Still, some basic precautions make sense. For
instance, schools have plans in case of emergency,
often keeping children inside until it is safe
for them to be picked up.
Such plans evoke memories of the 1950s and ’60s,
when some Americans built bomb shelters in case
of a Soviet nuclear attack. The Cold War shaped
Americans’ thinking then; now it’s
the threat of terror. That threat demands Americans
think far differently about homeland security,
often in ways that may seem alien to us but are
common in other parts of the world.
After Israel was attacked by Iraqi Scud missiles
in the 1991 Persian Gulf War, for example, the
government required new homes and apartment buildings
be outfitted with sealable rooms, where a family
could retreat in the event of an attack.

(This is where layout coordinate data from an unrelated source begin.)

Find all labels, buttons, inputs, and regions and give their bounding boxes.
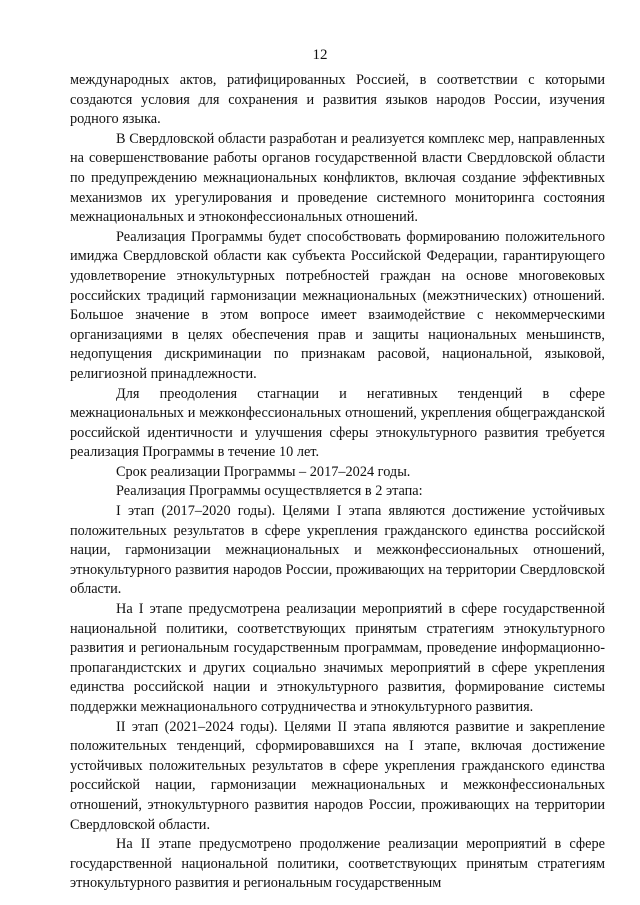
paragraph-4: Для преодоления стагнации и негативных тенденций в сфере межнациональных и межконфессиональных отношений, укрепления общегражданской российской идентичности и улучшения сферы этнокультурного развития требуется реализация Программы в течение 10 лет. [70, 385, 605, 461]
paragraph-1: международных актов, ратифицированных Россией, в соответствии с которыми создаются условия для сохранения и развития языков народов России, изучения родного языка. [70, 72, 605, 128]
paragraph-10: На II этапе предусмотрено продолжение реализации мероприятий в сфере государственной национальной политики, соответствующих принятым стратегиям этнокультурного развития и региональным государственным [70, 836, 605, 892]
paragraph-6: Реализация Программы осуществляется в 2 этапа: [116, 483, 423, 500]
paragraph-7: I этап (2017–2020 годы). Целями I этапа являются достижение устойчивых положительных результатов в сфере укрепления гражданского единства российской нации, гармонизации межнациональных и межконфессиональных отношений, этнокультурного развития народов России, проживающих на территории Свердловской области. [70, 503, 605, 598]
paragraph-9: II этап (2021–2024 годы). Целями II этапа являются развитие и закрепление положительных тенденций, сформировавшихся на I этапе, включая достижение устойчивых положительных результатов в сфере укрепления гражданского единства российской нации, гармонизации межнациональных и межконфессиональных отношений, этнокультурного развития народов России, проживающих на территории Свердловской области. [70, 718, 605, 833]
paragraph-3: Реализация Программы будет способствовать формированию положительного имиджа Свердловской области как субъекта Российской Федерации, гарантирующего удовлетворение этнокультурных потребностей граждан на основе многовековых российских традиций гармонизации межнациональных (межэтнических) отношений. Большое значение в этом вопросе имеет взаимодействие с некоммерческими организациями в целях обеспечения прав и защиты национальных меньшинств, недопущения дискриминации по признакам расовой, национальной, языковой, религиозной принадлежности. [70, 228, 605, 382]
paragraph-5: Срок реализации Программы – 2017–2024 годы. [116, 463, 411, 480]
paragraph-2: В Свердловской области разработан и реализуется комплекс мер, направленных на совершенствование работы органов государственной власти Свердловской области по предупреждению межнациональных конфликтов, включая создание эффективных механизмов их урегулирования и проведение системного мониторинга состояния межнациональных и этноконфессиональных отношений. [70, 130, 605, 226]
paragraph-8: На I этапе предусмотрена реализации мероприятий в сфере государственной национальной политики, соответствующих принятым стратегиям этнокультурного развития и региональным государственным программам, проведение информационно-пропагандистских и других социально значимых мероприятий в сфере укрепления единства российской нации и этнокультурного развития, формирование системы поддержки межнационального сотрудничества и этнокультурного развития. [70, 601, 605, 715]
page-number: 12 [312, 47, 328, 63]
document-body [70, 71, 605, 894]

It’s
impossible to know what kind of attack—if
any—may come from terrorists.
But in another sense, this isn’t about an
attack. This is about piercing the cocoon of comfort
and complacency that most Americans take as their
birthright. Who thinks about running water, electricity,
transportation, police and fire protection—until
they are disrupted?
There’s no need to dwell on that, of course,
but there’s good reason to contemplate how
you and your family would confront a situation
in which you’re on your own for a few days.
Look on the bright side; Even if nothing happens,
you can always use some extra duct tape.